病歴就労状況等申立書の記載で注意したいポイントを社労士が解説します。
「感情的な記述」「空白期間の放置」「診断書との矛盾」などチェックポイントをまとめました。
障害年金の申請において、病歴就労状況等申立書は「唯一、自分の言葉で状況を伝えられる書類」です。
しかし、この書類の書き方ひとつで審査に影響を及ぼしてしまう可能性があります。
今回は、申請者が作成する際につまずきやすい点を5つ取り上げ、それぞれの書き方のポイントを解説します。
注意ポイント① 診断書との整合性
最も注意が必要なのが、診断書との「整合性」です。
審査官は診断書と申立書を照らし合わせて確認します。
たとえば、診断書に「日常生活に著しく支障がある」と書かれているのに、申立書に「なんとか一人で買い物に行けている」と書いてしまうと、矛盾が生じます。
✅ 対策:診断書を医師に依頼する前後に申立書のメモを作成し、内容が一致しているかを必ず確認しましょう。
注意ポイント② 「つらさ」を強調するのではなく客観的な事実を
「毎日死にたいと思っている」「本当に苦しい」「お金がなくて大変だ」など、感情的な表現を多用したくなるお気持ちはわかります・・・が、これらは認定へのプラスの材料とはなりにくいです。
審査ではあくまでも客観的な事実が重視されます。
審査の判断基準は「どれだけつらいか」ではなく、「生活や仕事にどのような支障があるか」です。
✅ 対策:「〇〇ができない」「〇〇のときに△△の症状が出る」という具体的な事実を記載しましょう。
注意ポイント③ 受診していない期間もつなげて書く
「通院していない時期は書かなくていい」と思っている方が多いですが、空欄は記入漏れとみなされます。また、空白期間があると「その間は症状が改善していた」と判断されるリスクがあります。
✅ 対策:通院していなかった期間も「〇年〇月〜〇年〇月:〇〇の症状は続いていたが受診できていなかった」などと空白にせずきちんと記載してください。
注意ポイント④ 病名は診断書の表記で
「うつ」「パニック」「自律神経失調」など、日常的な言葉で病名を記載するのはNGです。
審査書類の傷病名は、必ず診断書に記載されている医師の表記と一致させる必要があります。
✅ 対策:診断書を手元に置き、傷病名をそのまま使用して記載してください。
注意ポイント⑤ 日常生活欄を「同居家族がいる前提」で記入
裏面の日常生活状況の欄は、「一人暮らしを想定した場合」にどの程度できるかを申告する欄です。
家族が助けてくれているからといって「できる」に○をつけてしまうと、実態より軽く評価されてしまいます。

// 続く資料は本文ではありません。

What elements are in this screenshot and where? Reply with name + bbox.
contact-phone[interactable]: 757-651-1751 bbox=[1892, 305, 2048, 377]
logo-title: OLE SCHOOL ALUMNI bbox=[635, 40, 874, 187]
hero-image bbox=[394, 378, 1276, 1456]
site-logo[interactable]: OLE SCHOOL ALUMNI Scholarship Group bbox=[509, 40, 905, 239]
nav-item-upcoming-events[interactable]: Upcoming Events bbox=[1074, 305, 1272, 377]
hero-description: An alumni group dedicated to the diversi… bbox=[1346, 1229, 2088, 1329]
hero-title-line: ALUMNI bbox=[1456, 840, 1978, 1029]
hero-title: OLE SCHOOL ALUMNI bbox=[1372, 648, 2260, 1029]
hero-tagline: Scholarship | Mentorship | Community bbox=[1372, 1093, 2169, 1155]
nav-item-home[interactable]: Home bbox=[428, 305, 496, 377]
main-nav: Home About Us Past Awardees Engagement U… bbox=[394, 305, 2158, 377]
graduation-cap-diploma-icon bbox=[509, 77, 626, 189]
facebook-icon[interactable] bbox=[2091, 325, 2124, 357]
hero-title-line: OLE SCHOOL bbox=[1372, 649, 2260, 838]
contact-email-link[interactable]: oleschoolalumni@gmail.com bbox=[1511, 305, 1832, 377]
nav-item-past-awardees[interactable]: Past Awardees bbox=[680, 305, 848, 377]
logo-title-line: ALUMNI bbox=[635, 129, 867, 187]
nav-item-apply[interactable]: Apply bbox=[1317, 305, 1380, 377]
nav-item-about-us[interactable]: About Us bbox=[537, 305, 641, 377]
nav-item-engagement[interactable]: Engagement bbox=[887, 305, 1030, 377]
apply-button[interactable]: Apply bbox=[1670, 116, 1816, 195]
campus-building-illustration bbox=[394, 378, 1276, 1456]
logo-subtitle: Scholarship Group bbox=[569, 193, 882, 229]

✅ 対策:「もし一人だったら自分でできるか?」という視点で記入してください。
まとめ
病歴就労状況等申立書は、書き方ひとつで審査結果が変わる可能性がある重要書類です。
以下のポイントを事前に押さえておくと安心です。
- 診断書との整合性を必ずチェックする
- 感情ではなく、客観的な事実を書く
- 空白期間も正直に記入する
- 傷病名は診断書の表記に合わせる
- 日常生活欄は「一人暮らし想定」で記入する
ご自身での作成が難しい場合や書き方に不安がある場合は、専門家を頼っていただくか、年金事務所等でご相談ください!